SEX is an extremely difficult subject to bring up and discuss with our kids , for most parents. i have three girls as most of you know ( if ou have actually read my blogs) and my oldest is 13. She is at that age where she thinks she knows everything and has become quite mischeivious.She has already had two boyfriends and I am not happy about that, but I remember when I was thirteen. I was not allowed to have a boyfriend, bt I did anyways.
If your child wants to be with someone, whether that is sexual or not, they will find a way without you knowing about it. But wouldn’t you want to know? Do you not want your relationship with your child to be an open one. One where they feel comfortable enough to talk to you about anything no matter how difficult it is? I know I do. This is when that “dreadful” talk needs to come into play.
Do I want my thirteen year old having sex? NO WAY! But like I said , they will find a way whether you like it or not. nI know as a teenager my mother did not have ” The Talk” with me , so I was ignorant, had no idea what I was doing. I do not want my child to be the same.
It is always a little embarrassing and awkward to talk to your child about sex. But it is essential, don’t you think? Think bout how you would have wanted your mother or father to talk to you and how you would have wanted them to start the conversation, than start it that way with your child. It is also good to find an ad or a magazine that has a related topic that maybe your child would be interested in reading. This gives you an opening. You do not want to enter into this conversation with a tone that tells your child that you feel uncomfortable. The more comfortable you are about yourself and your sexuality the easier , and your child will know. You need to be open and honest about everything, you want your child to know the truth about sex, not the ” crap” that they see on television. We are not living in a fairytale. We are living in a society that is filled with a lot of STD’s , and your child needs to know about them. You need to explain to them , that just because someone looks ” clean” does not mean that they are not carrying something.
Never judge your child if they do happen to take that step. Hopefully they won’t , but if they do, you do not want them to feel uncomfortable to the point where they will not confide in you.You want them to know the good and the bad when it comes to having sex. Let them know and make sure they understand the consequences of having sex, especially unprotected sex. Reassure your child that he/she should never feel pressured in to having sex, and if they do feel pressured or uncomfortable , than that is their body telling them they are not ready and to wait.Let them know that the first time they have sex , it should be special , with someone special, a feeling of want and not need. Also let you child know that they can catch an STD through oral sex even if they do not have intercourse.
Let you child know that you are there for them for them no matter what.

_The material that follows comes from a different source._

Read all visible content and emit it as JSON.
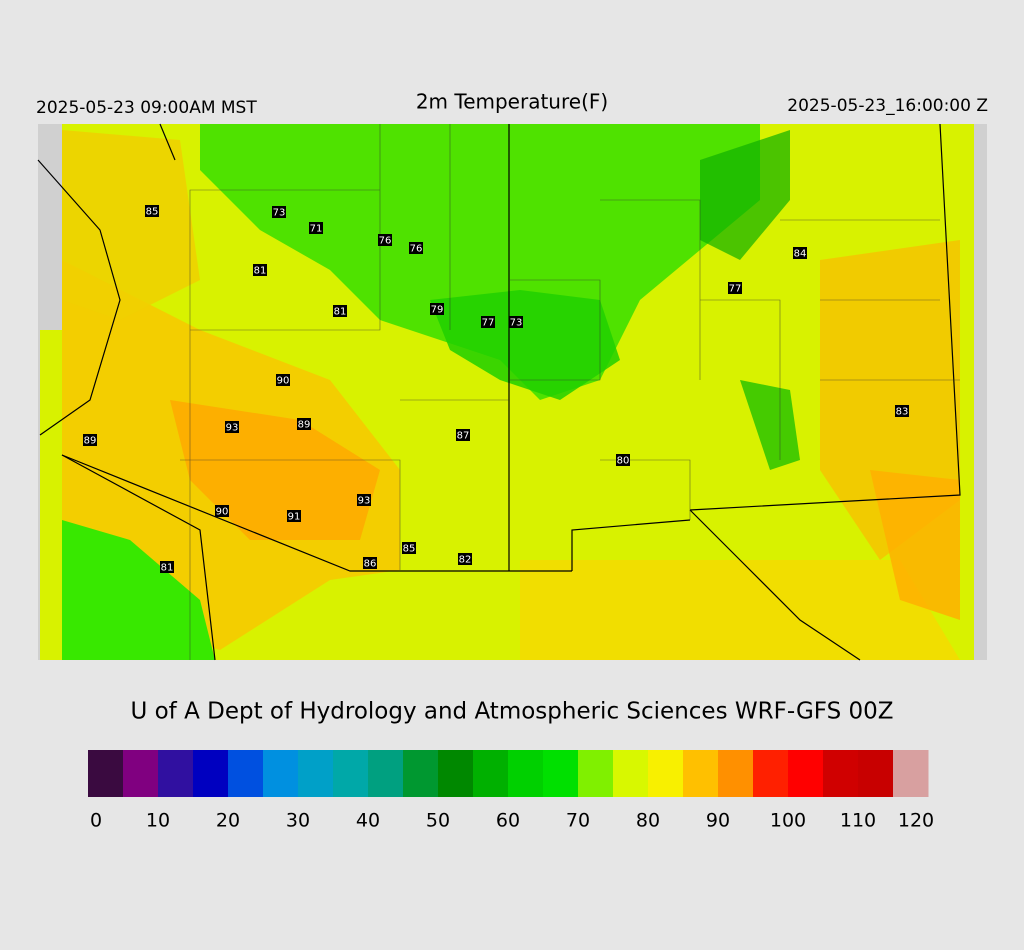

They also need to know that if their partner truly cares about them that they will respect their wished and wait , and they will not put pressure on them. Explain to your child, that a relationship for a couple of months is not a serious one and that they are just getting to know each other, that being together for a couple of months does not mean they know each other.
I have explained to my daughter that , my husband and I have been together for ging on eleven years and we are still learning about each other.
Remember, do not lecture your child, listen, and if they ask a question , answer it, do not just blow them off. If you do not know the answer to a question , look it up together. Do not only talk about “sex ” with your child , talk about relationships and contraceptives as well.
Remember , your child will hear everything that you have to say. They trust you and your instincts, they know that you want to protect them. Just be open and honest.